坐在那儿等着,很快的,大杨就返回来了。他一路跑,进房间之后大口喘气,听着像老牛一样。
他将自己住处的那份家法拿来了,是一个装订极好的小册子,封皮是深红色的绸缎,入手清凉。
还真是一份沉甸甸的家法啊,白牡嵘接在手里,掂了掂,然后开始看。
翘起一条腿,她坐在那儿打开册子,借着旁边那盏油灯的亮度,翻看家法。
大杨和小羽坐在房间里的椅子上,也没有声息的看着白牡嵘。她这个时候看起来的确是很奇怪,但又透着一股让人跟着安心的气场。好像不管有什么事儿发生,在这儿都能躲过去一样。
看了半晌,大杨缓缓扭头看向小羽,“你觉得她到底想做什么?”
“我想,或许是想给我出气吧。”小羽笑的明朗,她现在是这么想的。而且,就算白牡嵘最后什么都没做,她心里也觉得暖暖的。
这么长久以来,真的没人关心过她,更别说有人想为她出气了。
尽管自己的联想好像有些夸大,可单单这么一想,自己还是高兴的。
大杨抱着双臂却是觉得不乐观,要给一个下人出气?这世上哪有这种人。下人和猪狗无异,只不过比猪狗听话而且能做事罢了。
如果说这世上真的出现这样的人,能做他(她)的下人还真是有福气。但纵观这整个都城,没有一个下人是有这种福气的。下人就是下人,猪狗的命。
邪魔恶鬼窝边草 006、像大鹅叫
古代下等人所受的压迫比白牡嵘想象的还要严重,躲在假山群里,透过假山的缝隙瞧得见几十米开外的一片围廊前的小空地上,几个小厮还有下女正在接受惩罚。
小厮是趴在木头长椅上被打板子,而下女则是被两两捆绑在一起,前后各有一个人拿着鞭子抽打她们。
执行刑罚的都十分熟练,看起来显然经常做这事儿。有句话说得好,三百六十行,行行出状元。如这些人,估摸着也是打人届的翘楚,不能封为状元,也得给个先进工作者。
小厮和下女被打的惨叫连连,那真的是切肤之痛,听着就知他们有多疼。
那板子和鞭子落在人身上的声音,实实在在,没有一点留情,以至于这么远,她都依稀闻到了血的气味儿。

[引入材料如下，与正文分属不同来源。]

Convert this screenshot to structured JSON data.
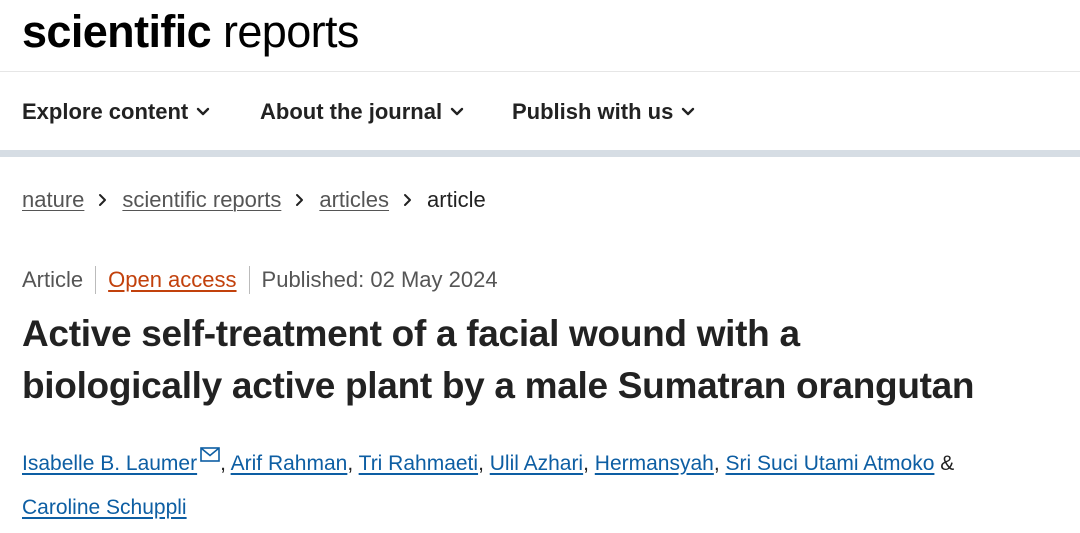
{
  "logo": {
    "bold": "scientific",
    "light": " reports"
  },
  "nav": {
    "items": [
      {
        "label": "Explore content"
      },
      {
        "label": "About the journal"
      },
      {
        "label": "Publish with us"
      }
    ]
  },
  "breadcrumb": {
    "items": [
      "nature",
      "scientific reports",
      "articles"
    ],
    "current": "article"
  },
  "meta": {
    "type": "Article",
    "access": "Open access",
    "published": "Published: 02 May 2024"
  },
  "article": {
    "title_line1": "Active self-treatment of a facial wound with a",
    "title_line2": "biologically active plant by a male Sumatran orangutan"
  },
  "authors": {
    "list": [
      "Isabelle B. Laumer",
      "Arif Rahman",
      "Tri Rahmaeti",
      "Ulil Azhari",
      "Hermansyah",
      "Sri Suci Utami Atmoko",
      "Caroline Schuppli"
    ],
    "ampersand": "&"
  },
  "colors": {
    "link": "#0d5ea3",
    "open_access": "#c2410c",
    "nav_divider": "#d6dde4"
  }
}
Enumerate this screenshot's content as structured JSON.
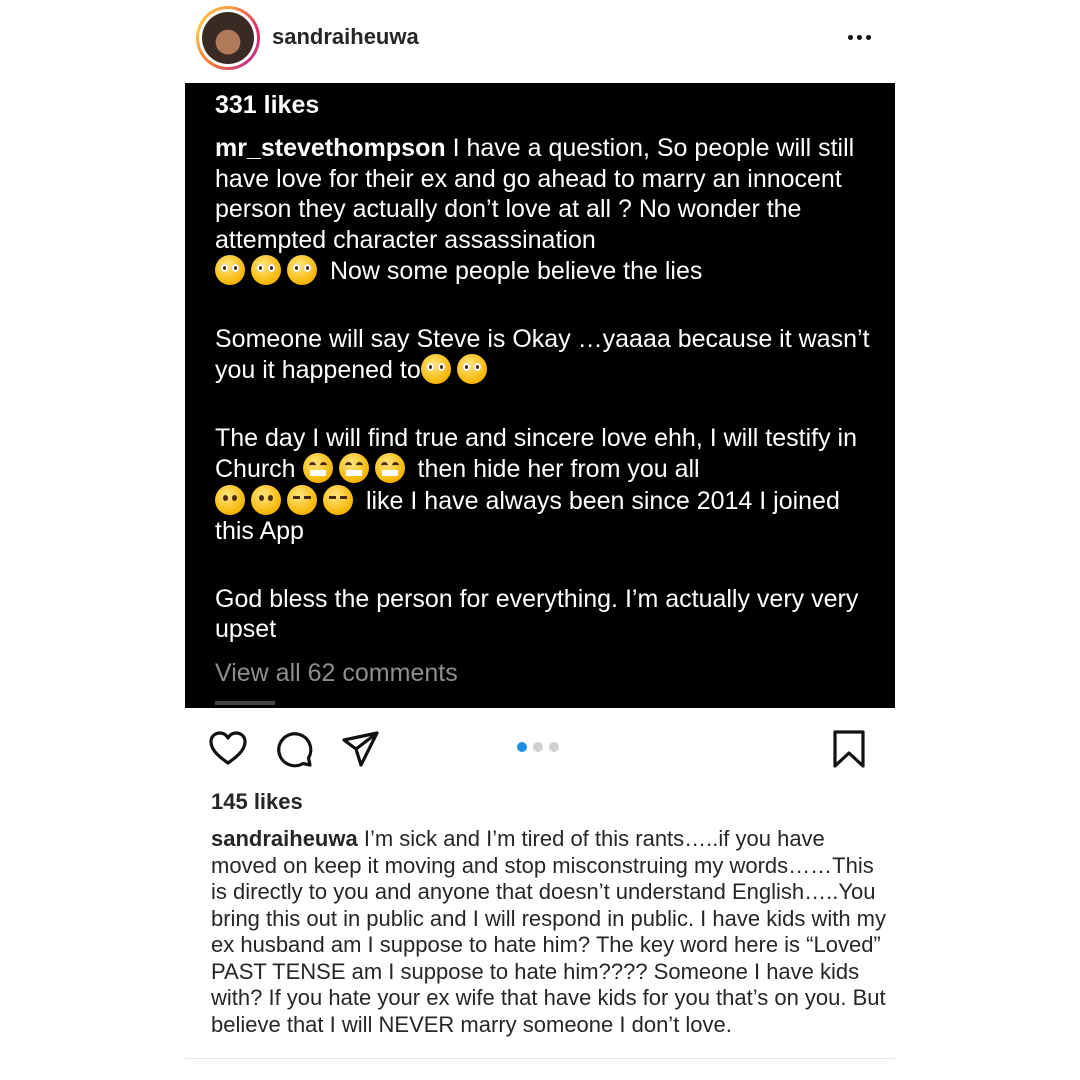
{
  "header": {
    "username": "sandraiheuwa",
    "more_icon": "more-horizontal-icon"
  },
  "screenshot": {
    "likes": "331 likes",
    "comment_user": "mr_stevethompson",
    "p1_a": "I have a question,  So people will still  have love for their ex and go ahead to marry an innocent person they actually don’t love at all ? No wonder the attempted character assassination",
    "p1_b": "Now some people believe the lies",
    "p2": "Someone will say Steve is Okay …yaaaa because it wasn’t you it happened to",
    "p3_a": "The day I will find true and sincere love ehh, I will testify in Church",
    "p3_b": "then hide her from you all",
    "p3_c": "like I have always been since 2014 I joined this App",
    "p4": "God bless the person for everything.  I’m actually very very upset",
    "view_all": "View all 62 comments",
    "emoji_names": [
      "pleading-face",
      "grinning-face",
      "frowning-face",
      "face-with-steam"
    ]
  },
  "actions": {
    "like_icon": "heart-icon",
    "comment_icon": "comment-icon",
    "share_icon": "send-icon",
    "save_icon": "bookmark-icon",
    "carousel_total": 3,
    "carousel_active": 1,
    "accent": "#1f8fe6"
  },
  "post": {
    "likes": "145 likes",
    "caption_user": "sandraiheuwa",
    "caption": "I’m sick and I’m tired of this rants…..if you have moved on keep it moving and stop misconstruing my words……This is directly to you and anyone that doesn’t understand English…..You bring this out in public and I will respond in public. I have kids with my ex husband am I suppose to hate him? The key word here is “Loved” PAST TENSE am I suppose to hate him???? Someone I have kids with? If you hate your ex wife that have kids for you that’s on you. But believe that I will NEVER marry someone I don’t love."
  }
}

不远处,摆着一张桌子和一把椅子,椅子上坐着一个中年男人,翘着腿,正在喝茶。
他穿着石青色的长袍,一手托着茶盏,一手捏着茶杯,还翘着兰花指。
他的脸长着许多的横肉,却又除了眉毛没有一根毛,整个人瞧着就像个阉人。
这样的人白牡嵘不是没见过,但显然这大管家是其中极致,简直做作到无以复加的地步。而且他深知眼下这府邸的主子不在,所以他就是老大,他也在尽情的发散自己老大的做派。
这几天,白牡嵘已经盯了他好几次了,几乎无时无刻他不再颐指气使,而且这府里的下人又真的很怕他,他真的是无法无天。
在他身边,跟着几个喽啰,耀武扬威的。有几个五大三粗的,倒是和大杨有一拼。
在后面的围廊下,有个人站在那儿,长了一根很高的鼻子,乍一看像是一只鹰。这人就是这王府的二管家,他也是有些权利的,但权利没有大管家大。而且看他现在的表情,他摆明了就是一副郁郁不得志的样子,因为被压制,所以整个人的气场都特别的丧。
直到打的有几个下人都晕厥了,那大管家才放下手里的茶盏。
他站起身,弹了弹自己的袍子,这才开口说话。
白牡嵘没有听他说什么,只是听到他嗓音略微尖细,这么多天她也听习惯了。只不过是趁着这个时机在看那个二管家,以及在场所有人的表情。
大管家训话完毕,也就离开了,他真的如同这里的土皇帝一般。白牡嵘见了那么多的狗仗人势的家伙,这个大管家可以当说属第一了。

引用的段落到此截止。